One day, American soldiers from the year 2051 suddenly materialized on the field during a World Cup match. Their leader announced to the global audience that the earth was being overrun and the human race practically decimated by deadly alien monsters called Whitespikes. They need the help of this present generation to help them eradicate the enemy. Soldiers and later drafted civilians were sent to the future to join the fight.
One of those drafted was high school Biology teacher Dan Forester (Chris Pratt), so he had to leave his wife Emily (Betty Gilpin) and little daughter Muri (Ryan Kiera Armstrong). After making the jump into the future setting, Dan used his background as an ex-Green Beret to lead his fellow civilian draftees through their missions under their female mission commander and scientist with whom he shared the same family name, Col. Forester (Yvonne Strahovski).
The science fiction concept of the future asking help from the past to prevent their total annihilation was a very interesting one. Of course, since there is time travel involved, it ran the immense risk of plot holes about altering the whole course of history. The scriptwriter added the detail that those chosen to be sent into the future should have been dead by that time. However, when they had to bring a tech invented in the future to try and kill the aliens in the past, all logic is thrown out. But I guess we are not supposed to think too hard.

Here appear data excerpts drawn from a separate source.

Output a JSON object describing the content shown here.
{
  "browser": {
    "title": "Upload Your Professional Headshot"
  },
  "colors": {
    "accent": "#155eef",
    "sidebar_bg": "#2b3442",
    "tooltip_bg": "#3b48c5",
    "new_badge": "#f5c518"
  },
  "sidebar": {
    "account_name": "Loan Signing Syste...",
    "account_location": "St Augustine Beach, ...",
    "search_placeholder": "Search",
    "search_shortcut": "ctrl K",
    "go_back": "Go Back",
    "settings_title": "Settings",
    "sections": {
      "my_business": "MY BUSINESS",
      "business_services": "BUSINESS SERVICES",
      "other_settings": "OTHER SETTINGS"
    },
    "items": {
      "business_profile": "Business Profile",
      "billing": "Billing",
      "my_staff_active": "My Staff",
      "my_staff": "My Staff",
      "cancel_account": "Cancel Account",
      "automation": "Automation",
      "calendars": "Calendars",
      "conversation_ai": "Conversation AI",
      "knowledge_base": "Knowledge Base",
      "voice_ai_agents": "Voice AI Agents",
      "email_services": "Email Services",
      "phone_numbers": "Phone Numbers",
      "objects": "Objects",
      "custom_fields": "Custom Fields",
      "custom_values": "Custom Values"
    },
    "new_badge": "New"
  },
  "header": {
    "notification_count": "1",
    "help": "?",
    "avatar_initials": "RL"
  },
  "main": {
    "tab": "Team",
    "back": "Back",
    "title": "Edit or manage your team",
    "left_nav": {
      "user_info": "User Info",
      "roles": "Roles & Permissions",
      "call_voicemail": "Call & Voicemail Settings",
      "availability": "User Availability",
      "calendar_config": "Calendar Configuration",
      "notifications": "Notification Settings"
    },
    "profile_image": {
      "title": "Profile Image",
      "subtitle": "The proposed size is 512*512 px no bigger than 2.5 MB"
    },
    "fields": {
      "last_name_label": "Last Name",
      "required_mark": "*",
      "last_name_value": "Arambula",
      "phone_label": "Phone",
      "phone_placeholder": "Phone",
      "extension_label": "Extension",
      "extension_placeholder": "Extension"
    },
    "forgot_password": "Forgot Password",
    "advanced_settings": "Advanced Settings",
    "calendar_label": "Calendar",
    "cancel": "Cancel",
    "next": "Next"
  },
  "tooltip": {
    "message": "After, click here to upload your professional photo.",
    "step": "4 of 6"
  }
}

The best thing about this film was its lead actor Chris Pratt, who carried the film squarely on his shoulders. He had that assured heroic carriage that dominated the screen. We simply knew he would pull through despite all the odds (and all of the aliens) going against him, be it a gunfight in the streets of Miami Beach or the thick snow in the Russian polar cap. He also had that aura of kindness and unselfishness that made us root for him all the way, which also served him well in the sentimental family scenes.
There were some corny story elements (really, a high school volcano expert?) or cliche action scenes (letting go and falling into the abyss below again?), yes. This is really as popcorn as it gets. However, the heartwarming scenes of Dan with his daughter Muri was very cleverly woven into the story as its beating heart.
This essential aspect distinguished "The Tomorrow War" from being just one of those generic, forgettable CGI-heavy alien invasion films we've seen over and over before. Also, J.K. Simmons in a film is always a major plus.